THE COCONUT-TREE, FRUIT, ETC.

The coconut-trees grow by the sea on the western side in great groves, three or four miles in length and a mile or two broad. This tree is in shape like the cabbage-tree, and at a distance they are not to be known each from other, only the coconut-tree is fuller of branches; but the cabbage-tree generally is much higher, though the coconut-trees in some places are very high.

The nut or fruit grows at the head of the tree among the branches and in clusters, 10 or 12 in a cluster. The branch to which they grow is about the bigness of a man’s arm and as long, running small towards the end. It is of a yellow colour, full of knots, and very tough. The nut is generally bigger than a man’s head. The outer rind is near two inches thick before you come to the shell; the shell itself is black, thick, and very hard. The kernel in some nuts is near an inch thick, sticking to the inside of the shell clear round, leaving a hollow in the middle of it which contains about a pint, more or less, according to the bigness of the nut, for some are much bigger than others.

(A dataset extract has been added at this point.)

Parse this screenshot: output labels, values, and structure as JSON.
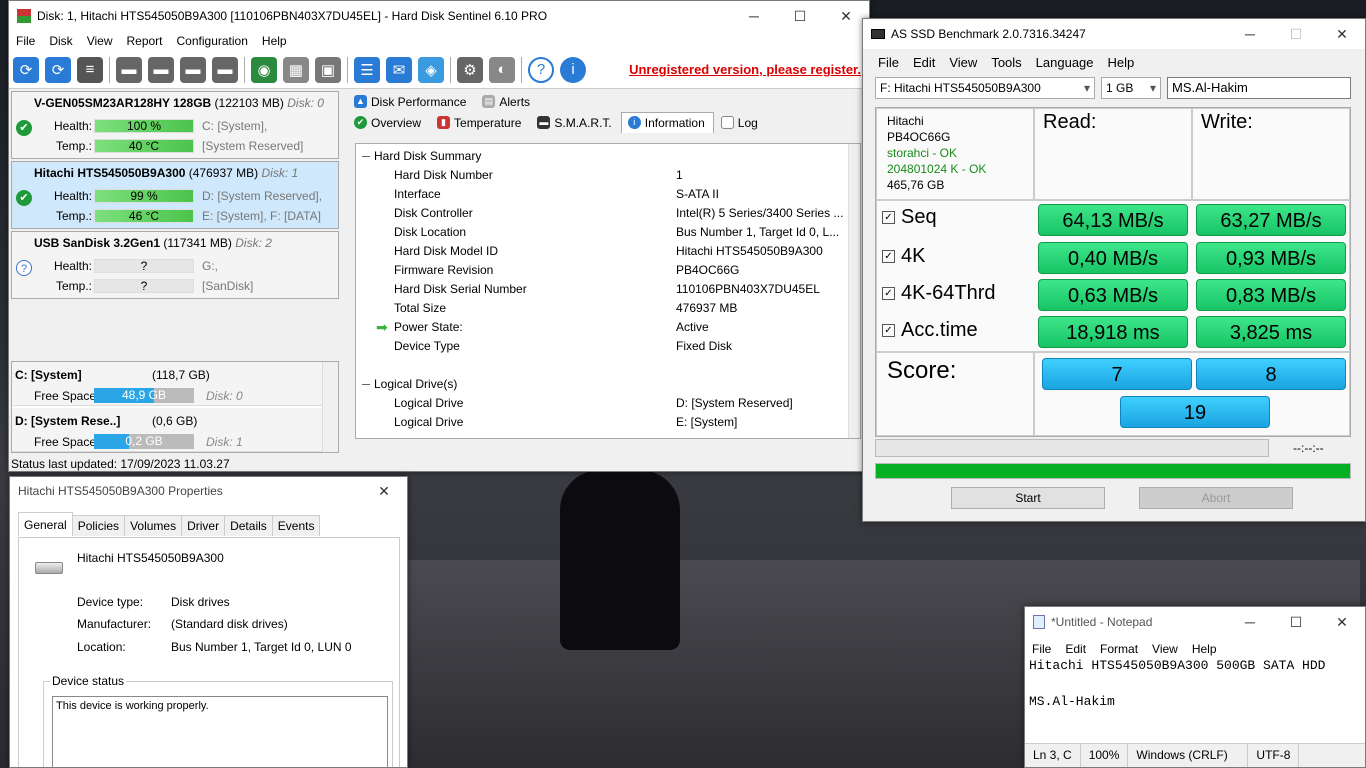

This cavity is full of sweet, delicate, wholesome and refreshing water. While the nut is growing all the inside is full of this water, without any kernel at all; but as the nut grows towards its maturity the kernel begins to gather and settle round on the inside of the shell and is soft like cream; and as the nut ripens it increases in substance and becomes hard. The ripe kernel is sweet enough but very hard to digest, therefore seldom eaten, unless by strangers, who know not the effects of it; but while it is young and soft like pap some men will eat it, scraping it out with a spoon after they have drunk the water that was within it. I like the water best when the nut is almost ripe for it is then sweetest and briskest.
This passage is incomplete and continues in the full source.